La Commissione europea prevede di raddoppiare i limiti di mercurio consentiti
Il cane da guardia dei consumatori Foodwatch ha criticato il previsto rilassamento dei valori limite per il mercurio nei pesci predatori come tonno e pesce spada da parte della Commissione europea. "Nel caso di pesci predatori che sono già fortemente contaminati, in futuro ci si aspetta che i consumatori ricevano una dose significativamente più alta di veleno nervoso", afferma l'accusa di Foodwatch, riferendosi a un documento di lavoro della Commissione europea. L'organizzazione per la protezione dei consumatori ha chiesto alla Commissione europea di non allentare i valori limite.

La decisione sui valori limite del mercurio sarebbe discussa da una commissione di esperti a settembre, secondo Foodwatch. I piani della Commissione europea, che sono stati annunciati finora, sono "l'opposto della tutela della salute dei consumatori". Ancora oggi, i valori massimi consentiti di mercurio per i pesci predatori sarebbero significativamente più alti rispetto ad altri alimenti. È quindi urgente astenersi dall'aumentare i valori limite. Con una campagna firmata (www.quecksilber-aktion.foodwatch.de) Foodwatch vuole aumentare la pressione sulla Commissione europea.

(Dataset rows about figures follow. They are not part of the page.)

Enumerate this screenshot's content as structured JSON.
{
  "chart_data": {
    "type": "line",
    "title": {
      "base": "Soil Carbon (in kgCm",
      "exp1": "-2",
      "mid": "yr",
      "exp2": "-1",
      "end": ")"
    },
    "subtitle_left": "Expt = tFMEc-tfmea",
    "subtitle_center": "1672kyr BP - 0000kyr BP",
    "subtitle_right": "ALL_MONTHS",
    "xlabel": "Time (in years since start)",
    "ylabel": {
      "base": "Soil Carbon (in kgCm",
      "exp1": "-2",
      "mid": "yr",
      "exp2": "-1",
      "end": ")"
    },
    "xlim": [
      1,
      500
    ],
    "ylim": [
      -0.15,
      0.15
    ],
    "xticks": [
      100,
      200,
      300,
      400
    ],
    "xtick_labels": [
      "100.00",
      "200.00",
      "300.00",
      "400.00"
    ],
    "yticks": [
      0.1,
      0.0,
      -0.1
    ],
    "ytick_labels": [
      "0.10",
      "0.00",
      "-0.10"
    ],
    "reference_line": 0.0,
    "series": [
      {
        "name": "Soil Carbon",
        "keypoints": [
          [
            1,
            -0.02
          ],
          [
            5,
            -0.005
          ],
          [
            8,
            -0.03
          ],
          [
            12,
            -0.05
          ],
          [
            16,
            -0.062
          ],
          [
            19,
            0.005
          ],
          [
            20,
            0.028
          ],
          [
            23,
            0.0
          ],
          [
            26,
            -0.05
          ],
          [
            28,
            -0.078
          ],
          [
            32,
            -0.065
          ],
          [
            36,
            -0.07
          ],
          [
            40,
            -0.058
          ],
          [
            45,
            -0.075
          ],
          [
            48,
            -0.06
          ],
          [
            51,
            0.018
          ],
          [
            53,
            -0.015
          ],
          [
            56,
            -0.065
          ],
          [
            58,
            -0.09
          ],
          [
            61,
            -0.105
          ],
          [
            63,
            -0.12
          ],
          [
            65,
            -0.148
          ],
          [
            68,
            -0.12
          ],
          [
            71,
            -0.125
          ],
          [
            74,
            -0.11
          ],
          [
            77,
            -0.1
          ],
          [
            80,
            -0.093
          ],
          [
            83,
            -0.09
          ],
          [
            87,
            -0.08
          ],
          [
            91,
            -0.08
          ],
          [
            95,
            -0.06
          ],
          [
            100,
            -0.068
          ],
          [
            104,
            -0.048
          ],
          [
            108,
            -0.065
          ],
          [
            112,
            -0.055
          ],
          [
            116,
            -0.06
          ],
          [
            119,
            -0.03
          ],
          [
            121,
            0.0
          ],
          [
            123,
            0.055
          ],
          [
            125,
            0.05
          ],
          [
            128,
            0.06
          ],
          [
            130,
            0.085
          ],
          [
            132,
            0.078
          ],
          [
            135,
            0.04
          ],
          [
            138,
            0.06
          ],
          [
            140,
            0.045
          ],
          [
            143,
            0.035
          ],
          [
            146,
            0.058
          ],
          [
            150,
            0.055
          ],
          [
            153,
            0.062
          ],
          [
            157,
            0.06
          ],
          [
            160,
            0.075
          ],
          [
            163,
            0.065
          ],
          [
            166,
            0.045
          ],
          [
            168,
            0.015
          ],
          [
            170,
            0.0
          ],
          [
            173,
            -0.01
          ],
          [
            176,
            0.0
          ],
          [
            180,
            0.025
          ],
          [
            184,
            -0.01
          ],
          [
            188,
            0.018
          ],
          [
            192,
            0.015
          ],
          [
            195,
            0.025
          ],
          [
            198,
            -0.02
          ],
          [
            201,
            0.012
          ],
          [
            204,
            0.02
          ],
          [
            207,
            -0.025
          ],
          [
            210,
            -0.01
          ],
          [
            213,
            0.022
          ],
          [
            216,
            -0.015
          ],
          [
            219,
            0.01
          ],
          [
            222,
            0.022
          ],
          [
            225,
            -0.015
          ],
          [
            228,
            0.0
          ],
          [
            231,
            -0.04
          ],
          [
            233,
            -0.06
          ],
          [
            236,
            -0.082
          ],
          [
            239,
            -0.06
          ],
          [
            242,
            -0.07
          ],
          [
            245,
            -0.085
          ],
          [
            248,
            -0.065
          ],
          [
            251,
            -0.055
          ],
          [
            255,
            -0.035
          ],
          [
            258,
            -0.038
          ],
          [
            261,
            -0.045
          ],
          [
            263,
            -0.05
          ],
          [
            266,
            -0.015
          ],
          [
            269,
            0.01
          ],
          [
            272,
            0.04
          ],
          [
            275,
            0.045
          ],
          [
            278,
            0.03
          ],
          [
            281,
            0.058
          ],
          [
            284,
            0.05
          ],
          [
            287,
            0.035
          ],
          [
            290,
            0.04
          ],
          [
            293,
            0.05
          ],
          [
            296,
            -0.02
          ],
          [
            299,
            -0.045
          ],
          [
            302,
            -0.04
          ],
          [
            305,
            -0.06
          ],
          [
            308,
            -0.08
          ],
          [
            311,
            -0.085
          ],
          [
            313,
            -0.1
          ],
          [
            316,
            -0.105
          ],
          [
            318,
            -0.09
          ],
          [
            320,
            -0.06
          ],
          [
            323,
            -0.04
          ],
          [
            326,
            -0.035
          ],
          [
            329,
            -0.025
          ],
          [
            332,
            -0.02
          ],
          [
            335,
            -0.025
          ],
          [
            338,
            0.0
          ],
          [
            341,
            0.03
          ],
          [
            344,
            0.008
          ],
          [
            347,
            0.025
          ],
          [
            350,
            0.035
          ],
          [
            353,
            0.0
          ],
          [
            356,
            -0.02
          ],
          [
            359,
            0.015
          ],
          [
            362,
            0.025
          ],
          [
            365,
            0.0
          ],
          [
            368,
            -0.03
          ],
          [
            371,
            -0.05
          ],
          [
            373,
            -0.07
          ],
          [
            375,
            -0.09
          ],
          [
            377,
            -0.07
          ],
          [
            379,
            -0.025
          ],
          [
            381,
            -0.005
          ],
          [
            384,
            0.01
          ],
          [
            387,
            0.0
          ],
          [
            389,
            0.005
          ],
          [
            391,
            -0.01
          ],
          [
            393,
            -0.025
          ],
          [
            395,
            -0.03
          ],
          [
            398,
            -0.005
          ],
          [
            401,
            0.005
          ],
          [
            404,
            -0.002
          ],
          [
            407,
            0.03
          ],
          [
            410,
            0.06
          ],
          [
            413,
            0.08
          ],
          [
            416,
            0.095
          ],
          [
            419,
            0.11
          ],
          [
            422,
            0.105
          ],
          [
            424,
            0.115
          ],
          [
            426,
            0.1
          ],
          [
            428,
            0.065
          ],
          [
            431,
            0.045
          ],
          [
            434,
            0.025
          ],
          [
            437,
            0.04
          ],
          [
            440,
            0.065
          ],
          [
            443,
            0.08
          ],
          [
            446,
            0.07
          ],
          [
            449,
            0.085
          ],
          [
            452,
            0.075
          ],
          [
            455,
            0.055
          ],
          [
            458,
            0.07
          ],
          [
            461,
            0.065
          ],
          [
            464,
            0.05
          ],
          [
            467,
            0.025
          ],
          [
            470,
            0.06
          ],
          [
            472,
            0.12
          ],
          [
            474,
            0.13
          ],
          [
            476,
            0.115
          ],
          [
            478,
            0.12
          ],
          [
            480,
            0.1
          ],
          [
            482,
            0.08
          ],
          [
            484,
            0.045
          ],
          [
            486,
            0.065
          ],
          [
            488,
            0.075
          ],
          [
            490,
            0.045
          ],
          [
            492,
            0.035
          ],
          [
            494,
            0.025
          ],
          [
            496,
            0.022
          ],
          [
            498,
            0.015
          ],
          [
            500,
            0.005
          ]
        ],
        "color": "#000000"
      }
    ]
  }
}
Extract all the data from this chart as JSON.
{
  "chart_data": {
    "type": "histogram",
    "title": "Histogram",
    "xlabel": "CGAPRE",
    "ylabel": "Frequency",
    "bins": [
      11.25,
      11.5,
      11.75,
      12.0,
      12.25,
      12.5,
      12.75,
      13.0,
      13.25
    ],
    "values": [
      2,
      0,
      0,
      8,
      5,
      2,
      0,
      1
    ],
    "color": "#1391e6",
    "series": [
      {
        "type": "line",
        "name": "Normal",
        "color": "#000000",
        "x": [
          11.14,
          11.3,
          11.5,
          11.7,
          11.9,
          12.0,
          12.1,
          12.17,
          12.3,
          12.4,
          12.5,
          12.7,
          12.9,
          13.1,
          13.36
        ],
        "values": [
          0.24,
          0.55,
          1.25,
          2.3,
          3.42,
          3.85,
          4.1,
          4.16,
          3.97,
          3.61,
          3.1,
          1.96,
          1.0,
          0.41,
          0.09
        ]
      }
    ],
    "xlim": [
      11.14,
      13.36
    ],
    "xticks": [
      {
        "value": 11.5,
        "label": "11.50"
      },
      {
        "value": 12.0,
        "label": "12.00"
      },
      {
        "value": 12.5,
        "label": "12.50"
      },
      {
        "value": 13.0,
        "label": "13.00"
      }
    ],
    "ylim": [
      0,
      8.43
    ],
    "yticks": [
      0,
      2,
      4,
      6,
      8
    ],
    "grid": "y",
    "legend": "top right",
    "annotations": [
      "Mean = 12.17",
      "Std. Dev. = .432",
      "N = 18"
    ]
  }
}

Il 50% dei pesci non può essere venduto a causa dell'inquinamento da mercurio
Secondo l'accusa di Foodwatch, i valori limite previsti per il mercurio della Commissione europea si basano principalmente su obiettivi di politica economica. Sulla base dell'esposizione effettiva del pesce, qui viene proposto un aumento del valore limite per i pesci predatori, in modo che, nonostante gli elevati valori di mercurio, sia possibile immettere sul mercato pesci sufficienti. Le indagini dell'agenzia alimentare europea EFSA hanno dimostrato che "soprattutto i grandi pesci predatori alla fine della catena alimentare, come il pesce spada, il pesce squalo e il tonno, sono spesso significativamente più contaminati con il mercurio di quanto non consentano attualmente gli attuali valori limite." Pertanto, oggi circa il 50% è consentito del pescato non viene venduto, riferisce Foodwatch.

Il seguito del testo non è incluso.